Anyway, good luck with the next Dan Haren!

Anonymous said...

Nats' farm system: there is a fair amount of talent among the pitchers, to the point that they felt comfortable dealing Ray and Krol. Roark and Jordan are not top-of-the-rotation guys but look to be MLB-ready. Giolito and Cole are the stars, perhaps. Still waiting on Solis and Purke.

The system is lacking much more in position players. Goodwin seems suspect in CF and is not progressing as quickly as hoped. Skole looks good but missed last season. Taylor is great in CF but still maturing at the plate. Souza has rebounded after some early career misadventures and appears close. Walters has power but no D. But that's about it. The top of the organization is very thin on quality position players.

That said, though, they've "graduated" Harper and Rendon in the last two years, along with bench guys Moore and Lombo.

blovy8 said...

I agree that Desmond is the deal that would more easily be done, and he'll doubtless come cheaper. His public statements and recent arbitration settlement indicate he's not necessarily going to expect Tulo or Andrus numbers.

The issue becomes, can a fair deal actually be made between Zim and the Nats? He's not going to get market rate yet. He's not particularly close to Kershaw in ability.

The Nats can bid just like anyone else if he doesn't sign, with the added benefit of the draft compensation they won't have to make. The experience of recent free agents with qualifying offers has to eventually sink in, and give them some leverage. Is he going to want to wait until March to get the extra few million in 2016? Will he stay healthy and still have the good results to parlay into a better deal than he'd get right now? Will there be competition from other free agents just as good? Another key is what Fister does this year. If he becomes the guy who can make a deal, and the farm system stays mediocre, it opens up the probability of trading Zimmermann at some point. What if Giolito is ready to pencil in as a starter in 2016, and they need offense?

John C. said...

It's not that the farm system rose to the middle of the pack under Rizzo before falling back due to trades; prior to the Gio Gonzalez trade the system was ranked #1 by Baseball America. The system has certainly taken a step back, but largely because it has built up the Nationals - which is the mission of the system. Only two of their starting eight were free agents (Werth, LaRoche); the rest were either from the Nats system (Zimmerman, Rendon, Desmond, Ramos, Harper) or were acquired by trading prospects (Span).
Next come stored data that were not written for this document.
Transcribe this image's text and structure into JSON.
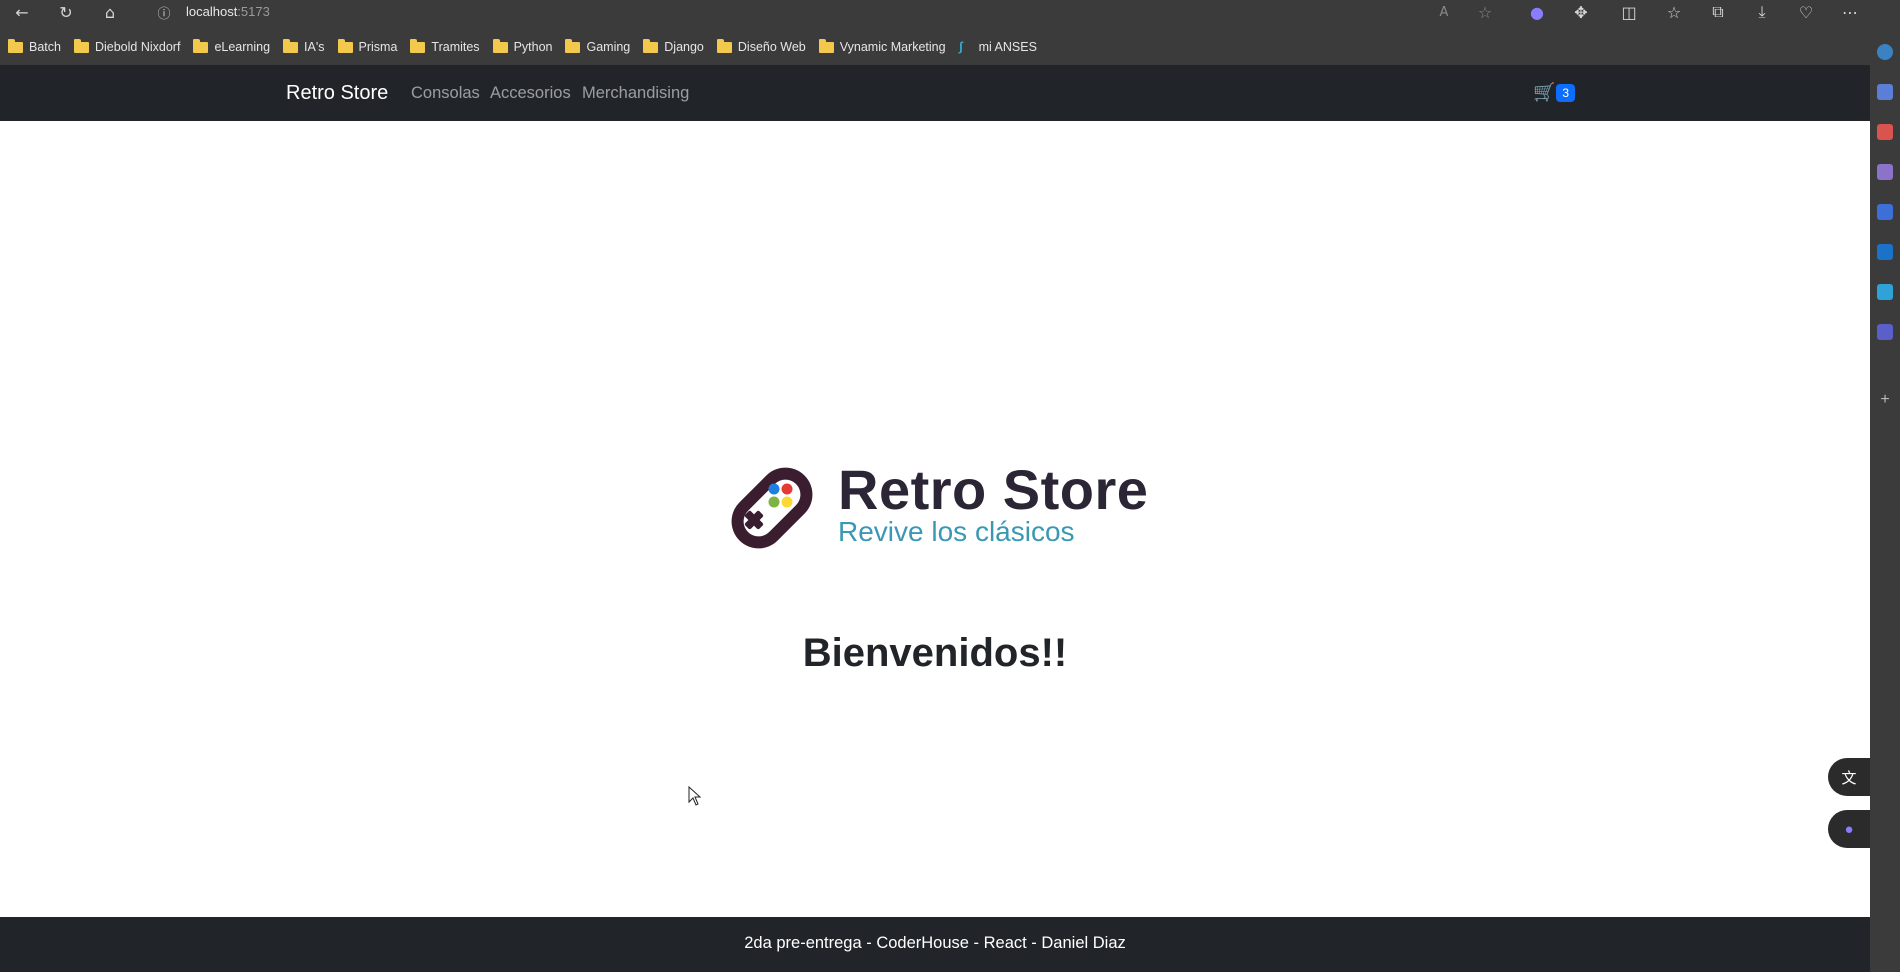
{
  "browser": {
    "url_host": "localhost",
    "url_port": ":5173",
    "bookmarks": [
      {
        "label": "Batch",
        "icon": "folder-icon"
      },
      {
        "label": "Diebold Nixdorf",
        "icon": "folder-icon"
      },
      {
        "label": "eLearning",
        "icon": "folder-icon"
      },
      {
        "label": "IA's",
        "icon": "folder-icon"
      },
      {
        "label": "Prisma",
        "icon": "folder-icon"
      },
      {
        "label": "Tramites",
        "icon": "folder-icon"
      },
      {
        "label": "Python",
        "icon": "folder-icon"
      },
      {
        "label": "Gaming",
        "icon": "folder-icon"
      },
      {
        "label": "Django",
        "icon": "folder-icon"
      },
      {
        "label": "Diseño Web",
        "icon": "folder-icon"
      },
      {
        "label": "Vynamic Marketing",
        "icon": "folder-icon"
      },
      {
        "label": "mi ANSES",
        "icon": "anses-icon"
      }
    ]
  },
  "navbar": {
    "brand": "Retro Store",
    "links": [
      "Consolas",
      "Accesorios",
      "Merchandising"
    ],
    "cart_count": "3"
  },
  "hero": {
    "logo_title": "Retro Store",
    "logo_subtitle": "Revive los clásicos",
    "welcome": "Bienvenidos!!"
  },
  "footer": {
    "text": "2da pre-entrega - CoderHouse - React - Daniel Diaz"
  },
  "colors": {
    "navbar_bg": "#212529",
    "badge": "#0d6efd",
    "logo_dark": "#2c2535",
    "logo_accent": "#3a98b5"
  }
}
Same story in the rotation, where three of the five are from the system (Strasburg, Zimmermann, and the winner of Detwiler, Roark or Jordan) and the other two were acquired by trading prospects (Gonzalez, Fister). That is a productive system no matter how you slice it.

Going forward the team has two high end arms (Giolito, Cole) and a lot of middle-of-the-rotation candidates. Not all will make it, of course. But there is no reason to think that the system won't be providing solid pitchers for years to come.

Sirc said...

A minor point, John C.:

Ramos wasn't a product of the Nats' system. He spent almost no time at all in the minors once the Nats acquired him. He wasn't acquired using Nats prospects, however, which still makes your point I think.

BenDen said...

@Harper -

Lawl at Laynce Nix batting .290

Only year he touched that was his career year in Cinci where I'm pretty sure he was juicin

Even with miraculous "touch" in 2012 (aka .360 BABIP, yes. .360!) he squeaked out just a .246 average, lotta K's brah. Bring that "touch" back down to normal levels and you get 2013 laynce nix.

Section 222 said...

John C. and Sirc, Ramos was acquired by trading Matt Capps, who *was* a FA signing. Good use of an expendable reliever, that's for sure.